Aku sempat menduga, namun tidak serta-merta memercayainya. Bahkan, setelah Januari mengungkapkan semuanya. Saat kami sudah keluar dan menjauh dari perpustakaan, Januari menjelaskan bahwa gadis itu baru ditemuinya dua kali, dan tampaknya ia terobsesi kepada Januari.

“Awalnya, kita kenalan di Friendster. Dia sering kirim testi, terus nge-inbox, ngajak kenalan, ngasih nomer handphone dan id chatting. Ya gue save aja nomer sama id-nya. Dan kita pun mulai chatting, lanjut teleponan,” ungkap Januari.

“Setelah kenalan dua minggu, kita kopi darat,” lanjutnya. “Ya... mukanya nggak jauh-jauh amat dari fotonya. Nggak menipu. Enak diliat. Dan waktu ngobrol lumayan seru. Abis itu, dia jadi mulai possesif dan agresif. Tiap hari bilang kangen. Maksa-maksa ngajak ketemuan. Gue bilang, gue sibuk. Tapi dia tetep maksa. Ya akhirnya gue bilang iya. Tapi harus di kampusnya dia. Asumsi gue, kalau ketemuannya di kampusnya dia, ya dia nggak bakal macem-macem. Tapi ternyata gue salah duga. Dia ngajak gue ke perpus. Bilangnya, minta ditemenin nyari buku buat bahan tugas. Terus, dia jatuhin beberapa buku. Bilangnya sih nggak sengaja. Pas gue bantu buat mungutin tuh buku, tiba-tiba dia pegang tangan gue, terus nyosor gue....”

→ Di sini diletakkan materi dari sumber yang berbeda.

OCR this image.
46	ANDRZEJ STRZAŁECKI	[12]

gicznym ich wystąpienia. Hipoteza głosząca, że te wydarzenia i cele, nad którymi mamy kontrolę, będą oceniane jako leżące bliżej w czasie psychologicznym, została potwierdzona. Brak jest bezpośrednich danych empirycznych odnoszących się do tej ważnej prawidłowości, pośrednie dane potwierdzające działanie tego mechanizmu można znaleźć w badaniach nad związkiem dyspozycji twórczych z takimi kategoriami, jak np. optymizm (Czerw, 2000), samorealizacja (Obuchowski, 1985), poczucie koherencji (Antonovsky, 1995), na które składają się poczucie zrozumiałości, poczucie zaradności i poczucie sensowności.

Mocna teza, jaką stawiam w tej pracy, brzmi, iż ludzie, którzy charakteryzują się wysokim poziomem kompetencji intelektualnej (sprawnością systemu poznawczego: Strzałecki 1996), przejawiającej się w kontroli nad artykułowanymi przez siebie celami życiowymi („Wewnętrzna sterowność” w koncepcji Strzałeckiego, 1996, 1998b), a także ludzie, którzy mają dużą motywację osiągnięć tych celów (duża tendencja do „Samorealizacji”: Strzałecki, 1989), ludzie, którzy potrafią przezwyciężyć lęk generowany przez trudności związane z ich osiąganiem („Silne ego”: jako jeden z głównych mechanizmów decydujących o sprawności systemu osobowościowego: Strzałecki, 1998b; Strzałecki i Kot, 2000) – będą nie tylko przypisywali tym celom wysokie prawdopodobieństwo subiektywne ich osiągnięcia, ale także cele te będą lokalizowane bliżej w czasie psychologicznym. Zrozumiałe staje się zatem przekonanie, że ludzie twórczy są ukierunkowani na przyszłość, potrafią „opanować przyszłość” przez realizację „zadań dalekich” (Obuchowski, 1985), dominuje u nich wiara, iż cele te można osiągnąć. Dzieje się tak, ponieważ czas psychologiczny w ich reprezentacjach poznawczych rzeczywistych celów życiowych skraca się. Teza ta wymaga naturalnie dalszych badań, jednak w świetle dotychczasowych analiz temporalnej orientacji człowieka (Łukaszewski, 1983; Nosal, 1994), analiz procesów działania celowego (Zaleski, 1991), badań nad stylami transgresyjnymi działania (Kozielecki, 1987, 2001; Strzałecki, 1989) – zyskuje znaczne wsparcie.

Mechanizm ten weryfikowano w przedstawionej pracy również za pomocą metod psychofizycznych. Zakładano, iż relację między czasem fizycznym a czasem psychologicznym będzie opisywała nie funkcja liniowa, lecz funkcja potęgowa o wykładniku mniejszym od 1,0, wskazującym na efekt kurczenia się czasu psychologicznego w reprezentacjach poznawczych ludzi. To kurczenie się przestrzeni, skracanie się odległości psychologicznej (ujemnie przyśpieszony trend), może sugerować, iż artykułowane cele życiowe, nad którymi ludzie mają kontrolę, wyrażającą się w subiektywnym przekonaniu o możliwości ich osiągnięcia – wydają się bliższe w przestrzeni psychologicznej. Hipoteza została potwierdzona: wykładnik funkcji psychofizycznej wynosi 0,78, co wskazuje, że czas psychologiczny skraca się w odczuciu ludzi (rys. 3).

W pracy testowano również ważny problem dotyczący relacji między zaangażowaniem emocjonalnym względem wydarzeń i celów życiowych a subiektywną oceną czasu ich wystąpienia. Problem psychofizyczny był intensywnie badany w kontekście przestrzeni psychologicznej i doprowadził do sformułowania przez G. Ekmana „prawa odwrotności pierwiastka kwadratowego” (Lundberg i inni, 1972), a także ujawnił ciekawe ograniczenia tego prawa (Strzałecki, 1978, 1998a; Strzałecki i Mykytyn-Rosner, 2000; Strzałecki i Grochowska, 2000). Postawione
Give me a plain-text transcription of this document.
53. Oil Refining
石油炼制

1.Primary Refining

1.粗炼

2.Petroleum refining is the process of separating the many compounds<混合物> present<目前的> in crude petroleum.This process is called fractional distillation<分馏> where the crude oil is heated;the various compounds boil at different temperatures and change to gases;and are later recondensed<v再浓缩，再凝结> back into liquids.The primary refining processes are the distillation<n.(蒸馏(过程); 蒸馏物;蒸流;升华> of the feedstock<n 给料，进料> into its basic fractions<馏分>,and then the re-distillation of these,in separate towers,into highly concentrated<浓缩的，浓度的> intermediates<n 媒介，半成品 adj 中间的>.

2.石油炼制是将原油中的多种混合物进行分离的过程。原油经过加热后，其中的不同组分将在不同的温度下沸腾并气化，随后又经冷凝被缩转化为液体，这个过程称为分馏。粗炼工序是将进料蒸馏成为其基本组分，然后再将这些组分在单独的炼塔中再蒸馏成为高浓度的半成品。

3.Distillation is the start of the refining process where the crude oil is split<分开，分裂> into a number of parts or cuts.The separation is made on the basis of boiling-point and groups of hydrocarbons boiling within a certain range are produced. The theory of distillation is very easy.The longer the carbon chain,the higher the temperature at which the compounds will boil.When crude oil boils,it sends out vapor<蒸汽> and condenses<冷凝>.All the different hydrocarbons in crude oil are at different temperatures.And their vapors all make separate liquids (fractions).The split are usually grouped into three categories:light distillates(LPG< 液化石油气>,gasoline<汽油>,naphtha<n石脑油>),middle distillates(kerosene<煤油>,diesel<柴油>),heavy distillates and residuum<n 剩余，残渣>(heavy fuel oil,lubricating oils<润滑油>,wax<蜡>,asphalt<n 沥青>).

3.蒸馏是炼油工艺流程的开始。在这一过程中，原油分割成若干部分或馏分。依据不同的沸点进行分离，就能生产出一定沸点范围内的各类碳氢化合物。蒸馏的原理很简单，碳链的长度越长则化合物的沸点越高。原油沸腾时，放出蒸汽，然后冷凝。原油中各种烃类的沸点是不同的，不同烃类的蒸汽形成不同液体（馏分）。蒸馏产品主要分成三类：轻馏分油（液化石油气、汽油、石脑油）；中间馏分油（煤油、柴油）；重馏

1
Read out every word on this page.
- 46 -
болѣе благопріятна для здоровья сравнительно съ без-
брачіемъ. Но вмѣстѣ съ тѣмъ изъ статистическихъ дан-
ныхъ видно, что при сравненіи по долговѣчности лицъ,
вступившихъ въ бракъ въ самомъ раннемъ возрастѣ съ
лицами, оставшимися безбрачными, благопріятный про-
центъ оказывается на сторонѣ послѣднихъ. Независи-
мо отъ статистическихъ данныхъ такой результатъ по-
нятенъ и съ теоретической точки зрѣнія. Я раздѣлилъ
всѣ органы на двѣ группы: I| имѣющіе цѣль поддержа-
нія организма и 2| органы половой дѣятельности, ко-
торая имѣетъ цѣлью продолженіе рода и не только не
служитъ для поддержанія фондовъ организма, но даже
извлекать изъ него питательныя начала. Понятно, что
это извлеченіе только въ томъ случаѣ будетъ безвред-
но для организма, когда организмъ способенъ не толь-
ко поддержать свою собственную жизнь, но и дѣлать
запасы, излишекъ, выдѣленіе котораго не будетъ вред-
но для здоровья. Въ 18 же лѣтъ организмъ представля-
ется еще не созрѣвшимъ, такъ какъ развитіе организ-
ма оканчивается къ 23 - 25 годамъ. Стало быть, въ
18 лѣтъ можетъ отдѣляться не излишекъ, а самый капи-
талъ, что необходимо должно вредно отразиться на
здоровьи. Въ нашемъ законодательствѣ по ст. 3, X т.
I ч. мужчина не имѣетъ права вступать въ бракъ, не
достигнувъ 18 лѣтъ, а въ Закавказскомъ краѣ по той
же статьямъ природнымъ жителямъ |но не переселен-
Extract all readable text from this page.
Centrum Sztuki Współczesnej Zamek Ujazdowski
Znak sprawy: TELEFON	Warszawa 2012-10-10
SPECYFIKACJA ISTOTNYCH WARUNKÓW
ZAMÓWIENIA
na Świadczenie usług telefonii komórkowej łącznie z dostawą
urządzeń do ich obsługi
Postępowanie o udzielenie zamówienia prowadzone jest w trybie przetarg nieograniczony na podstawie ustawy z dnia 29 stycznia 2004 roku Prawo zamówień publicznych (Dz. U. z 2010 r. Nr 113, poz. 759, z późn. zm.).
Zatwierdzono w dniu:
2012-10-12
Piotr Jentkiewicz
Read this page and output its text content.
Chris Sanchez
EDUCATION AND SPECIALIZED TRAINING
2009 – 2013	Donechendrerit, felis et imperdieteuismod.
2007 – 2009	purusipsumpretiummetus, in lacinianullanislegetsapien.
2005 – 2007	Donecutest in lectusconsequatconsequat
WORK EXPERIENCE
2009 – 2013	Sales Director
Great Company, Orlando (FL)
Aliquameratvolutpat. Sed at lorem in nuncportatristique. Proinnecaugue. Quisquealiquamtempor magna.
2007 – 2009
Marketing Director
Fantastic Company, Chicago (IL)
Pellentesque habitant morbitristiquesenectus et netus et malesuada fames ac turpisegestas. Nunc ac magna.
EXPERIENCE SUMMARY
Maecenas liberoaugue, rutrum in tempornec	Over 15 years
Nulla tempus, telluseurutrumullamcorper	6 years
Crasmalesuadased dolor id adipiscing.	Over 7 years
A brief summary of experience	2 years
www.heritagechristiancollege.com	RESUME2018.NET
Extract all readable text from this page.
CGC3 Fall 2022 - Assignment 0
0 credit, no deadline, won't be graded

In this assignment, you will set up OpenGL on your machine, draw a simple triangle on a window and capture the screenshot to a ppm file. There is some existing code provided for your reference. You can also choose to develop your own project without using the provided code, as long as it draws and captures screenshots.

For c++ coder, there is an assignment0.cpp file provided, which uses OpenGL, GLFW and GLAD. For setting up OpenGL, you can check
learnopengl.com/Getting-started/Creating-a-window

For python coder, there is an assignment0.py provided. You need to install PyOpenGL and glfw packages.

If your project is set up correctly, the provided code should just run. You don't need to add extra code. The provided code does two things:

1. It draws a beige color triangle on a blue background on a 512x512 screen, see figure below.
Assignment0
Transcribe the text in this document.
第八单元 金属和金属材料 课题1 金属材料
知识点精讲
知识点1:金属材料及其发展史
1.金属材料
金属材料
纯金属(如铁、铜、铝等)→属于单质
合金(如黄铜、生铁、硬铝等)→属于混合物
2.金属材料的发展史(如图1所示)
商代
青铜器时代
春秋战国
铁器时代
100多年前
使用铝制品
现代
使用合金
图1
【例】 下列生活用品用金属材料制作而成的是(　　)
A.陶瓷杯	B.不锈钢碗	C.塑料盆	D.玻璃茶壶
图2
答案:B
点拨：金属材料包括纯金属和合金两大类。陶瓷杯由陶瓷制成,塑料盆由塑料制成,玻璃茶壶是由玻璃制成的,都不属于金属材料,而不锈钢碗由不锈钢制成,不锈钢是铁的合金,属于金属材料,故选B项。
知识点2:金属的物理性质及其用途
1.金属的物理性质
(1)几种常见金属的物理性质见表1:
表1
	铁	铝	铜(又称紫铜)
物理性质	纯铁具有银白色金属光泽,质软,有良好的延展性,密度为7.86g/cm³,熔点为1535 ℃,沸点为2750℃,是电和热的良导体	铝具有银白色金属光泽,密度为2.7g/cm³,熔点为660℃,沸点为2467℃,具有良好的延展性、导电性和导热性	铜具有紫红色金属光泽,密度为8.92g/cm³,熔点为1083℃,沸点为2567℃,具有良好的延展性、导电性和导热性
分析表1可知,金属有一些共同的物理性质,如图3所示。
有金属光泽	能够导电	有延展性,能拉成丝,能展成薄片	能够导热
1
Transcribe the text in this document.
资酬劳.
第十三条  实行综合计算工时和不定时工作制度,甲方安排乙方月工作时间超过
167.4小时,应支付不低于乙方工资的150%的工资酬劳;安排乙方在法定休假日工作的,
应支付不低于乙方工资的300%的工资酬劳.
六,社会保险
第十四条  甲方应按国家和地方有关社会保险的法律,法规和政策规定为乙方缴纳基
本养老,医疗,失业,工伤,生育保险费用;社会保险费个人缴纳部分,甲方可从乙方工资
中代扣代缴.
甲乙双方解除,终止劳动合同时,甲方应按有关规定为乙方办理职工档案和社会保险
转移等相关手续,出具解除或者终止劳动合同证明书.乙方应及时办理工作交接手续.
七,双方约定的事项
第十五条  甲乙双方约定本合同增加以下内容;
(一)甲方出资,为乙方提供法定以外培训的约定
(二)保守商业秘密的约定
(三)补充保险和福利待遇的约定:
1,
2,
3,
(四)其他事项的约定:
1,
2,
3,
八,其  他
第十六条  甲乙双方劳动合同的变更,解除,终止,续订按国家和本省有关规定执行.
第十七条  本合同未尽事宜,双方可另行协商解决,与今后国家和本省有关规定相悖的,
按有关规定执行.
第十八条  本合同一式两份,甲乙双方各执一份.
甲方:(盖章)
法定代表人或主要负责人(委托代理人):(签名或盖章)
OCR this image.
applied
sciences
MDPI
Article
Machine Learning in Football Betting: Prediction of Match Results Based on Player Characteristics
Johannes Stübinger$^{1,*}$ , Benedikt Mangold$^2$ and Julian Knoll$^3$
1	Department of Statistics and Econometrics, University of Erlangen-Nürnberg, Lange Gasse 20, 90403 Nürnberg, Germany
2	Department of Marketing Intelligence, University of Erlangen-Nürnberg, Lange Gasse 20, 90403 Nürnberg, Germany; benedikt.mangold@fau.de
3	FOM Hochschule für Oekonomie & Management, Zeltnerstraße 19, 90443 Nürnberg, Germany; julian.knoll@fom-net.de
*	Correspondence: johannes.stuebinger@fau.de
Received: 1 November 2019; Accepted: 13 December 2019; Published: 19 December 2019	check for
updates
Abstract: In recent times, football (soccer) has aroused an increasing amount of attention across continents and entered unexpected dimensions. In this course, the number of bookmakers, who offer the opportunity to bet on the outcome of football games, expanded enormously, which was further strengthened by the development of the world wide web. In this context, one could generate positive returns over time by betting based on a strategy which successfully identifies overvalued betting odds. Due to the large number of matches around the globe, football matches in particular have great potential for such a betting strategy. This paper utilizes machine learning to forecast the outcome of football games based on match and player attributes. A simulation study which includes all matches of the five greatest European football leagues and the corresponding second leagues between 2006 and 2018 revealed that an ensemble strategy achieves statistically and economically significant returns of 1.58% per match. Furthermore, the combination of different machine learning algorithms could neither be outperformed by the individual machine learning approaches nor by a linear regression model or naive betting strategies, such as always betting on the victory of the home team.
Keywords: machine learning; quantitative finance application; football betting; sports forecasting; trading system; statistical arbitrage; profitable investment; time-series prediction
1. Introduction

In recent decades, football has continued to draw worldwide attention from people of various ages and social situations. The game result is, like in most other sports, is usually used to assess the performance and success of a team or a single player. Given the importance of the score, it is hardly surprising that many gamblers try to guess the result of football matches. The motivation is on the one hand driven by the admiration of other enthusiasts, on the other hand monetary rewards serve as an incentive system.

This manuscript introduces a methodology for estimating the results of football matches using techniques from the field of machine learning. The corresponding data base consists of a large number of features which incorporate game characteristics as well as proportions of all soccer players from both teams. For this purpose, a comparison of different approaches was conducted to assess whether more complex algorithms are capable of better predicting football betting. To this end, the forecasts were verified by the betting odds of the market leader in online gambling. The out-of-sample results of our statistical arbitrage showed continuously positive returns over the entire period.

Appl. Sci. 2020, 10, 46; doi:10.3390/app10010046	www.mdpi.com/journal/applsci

“Dan kamu bales nyosor dia.” Aku memotong kalimatnya.

“Hei, nggak kayak gitu, Jul,” bantah Januari, dengan tampang yang—tumben-tumbenan—serius.

“Alah... buktinya tadi kamu keliatan menikmati banget ciuman kalian. Dan aku nggak percaya kalau tuh cewek nyosor kamu duluan. Kalaupun emang iya, kamu nggak usah munafik sok-sok nggak mau tapi kenyataannya ngerespon ciuman dia sebergairah itu.”

“Sebergairah itu?” Januari lantas tertawa. “Sumpah, Jul, gue nggak sebergairah yang lo pikirin. Itu tadi cuma reaksi yang wajar ketika ada seseorang yang mencium lo secara tiba-tiba. Gue cuma nggak mau bikin dia tersinggung dengan tiba-tiba nolak ciumannya. Lo pasti ngerti maksud gue. Lo pernah ciuman, kan?! Lo pasti bisa bedain kayak gimana ciuman yang terencana, dan kayak gimana ciuman yang insidental.”